Here are some basic principles, procedures, and tips for cleaning your firearm.
Cleaning out the foreign matter: Disassemble the firearm as directed and use a toothbrush or AR-15 nylon cleaning brush with solvent to break up any loose carbon fouling from the various parts. Next clean the barrel from the breech and not the muzzle side. If you must clean it from the muzzle, use a protector to keep the barrels’ crown safe for accuracy. Use a quality cleaning rod with solvent on a patch to soak up any powder or fouling inside the bore. Follow this with a brass brush to scrub the bore down.
Thoroughly inspect the firearm: Look for any cracks, loose screws, excessive wear patterns or broken parts to locate problems while they are still small.
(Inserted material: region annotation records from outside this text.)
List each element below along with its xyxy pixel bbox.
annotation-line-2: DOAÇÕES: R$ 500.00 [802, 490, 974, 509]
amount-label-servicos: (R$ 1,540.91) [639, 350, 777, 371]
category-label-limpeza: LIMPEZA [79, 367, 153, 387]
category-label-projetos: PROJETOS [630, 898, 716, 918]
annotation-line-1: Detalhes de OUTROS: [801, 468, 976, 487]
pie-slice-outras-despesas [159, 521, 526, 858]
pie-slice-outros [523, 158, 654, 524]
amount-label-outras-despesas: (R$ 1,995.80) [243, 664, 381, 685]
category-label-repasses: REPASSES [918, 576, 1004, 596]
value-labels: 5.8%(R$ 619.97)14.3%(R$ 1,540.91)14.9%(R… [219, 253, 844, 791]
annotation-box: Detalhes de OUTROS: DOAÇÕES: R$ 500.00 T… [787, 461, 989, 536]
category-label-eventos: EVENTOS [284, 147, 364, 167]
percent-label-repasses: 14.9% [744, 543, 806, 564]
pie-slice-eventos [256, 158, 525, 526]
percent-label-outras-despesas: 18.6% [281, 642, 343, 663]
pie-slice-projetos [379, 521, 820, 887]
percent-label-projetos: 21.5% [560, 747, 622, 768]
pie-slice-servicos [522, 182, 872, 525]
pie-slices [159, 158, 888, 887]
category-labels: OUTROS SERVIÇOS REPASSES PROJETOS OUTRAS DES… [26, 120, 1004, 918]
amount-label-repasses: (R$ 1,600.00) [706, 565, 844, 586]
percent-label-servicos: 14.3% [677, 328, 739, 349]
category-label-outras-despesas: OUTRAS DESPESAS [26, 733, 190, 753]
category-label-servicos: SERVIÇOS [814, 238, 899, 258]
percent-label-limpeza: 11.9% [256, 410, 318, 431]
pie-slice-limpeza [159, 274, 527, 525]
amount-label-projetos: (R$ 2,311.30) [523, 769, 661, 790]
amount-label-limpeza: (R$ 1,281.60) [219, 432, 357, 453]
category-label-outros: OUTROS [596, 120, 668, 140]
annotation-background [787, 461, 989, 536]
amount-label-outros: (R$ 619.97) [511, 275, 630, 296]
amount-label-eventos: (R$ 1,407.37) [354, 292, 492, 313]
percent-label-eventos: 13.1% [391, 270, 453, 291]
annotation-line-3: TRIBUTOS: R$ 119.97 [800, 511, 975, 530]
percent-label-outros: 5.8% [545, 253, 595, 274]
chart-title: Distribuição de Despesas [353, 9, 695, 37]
Clean out the copper fouling from the bore: You can skip this step if you use lead bullets. Using a copper solvent keeps the abrasiveness on the bore to a minimum. Use the cleaning rod with the proper jag on the end with a soaked patch in the copper solvent. Wet the bore with solvent and run the patch down the bore, letting it soak the instructed amount of time before running a dry patch down the bore. Repeat if there is a lot of bluish streaking.
Next, use a nylon brush, so the copper solvent doesn’t eat the brush, with drops of copper solvent. Run it through the bore from breech to muzzle a few times. Let this soak a few minutes before running a few dry patches through the bore. After inspection for telltale streaks down the sides, use your regular solvent on a patch to run through a few times to remove the copper solvent. Then use a couple of dry patches to clean that solvent out.
Lubricate: Wet the working surfaces with a few drops on a Q-tip. Waiting for the copper solvent to work is a great time to apply a light coating of lubricant to areas with wear marks or are shiny. Next, lightly lube the surface of the chamber ramp to avoid bullet stoppage. The key is to use a good lube and a little goes a long way, so use very little. Take into account the environmental conditions and with expected serviceability to protect the bore.
For the best performance that lasts, it’s best to follow a regular maintenance schedule. Part of that schedule needs to include replacing parts before they wear out or break. Always wear eye protection and lightweight vinyl gloves to protect you from the chemicals. Some fumes are toxic, so be sure to clean your gun in a well-vented area.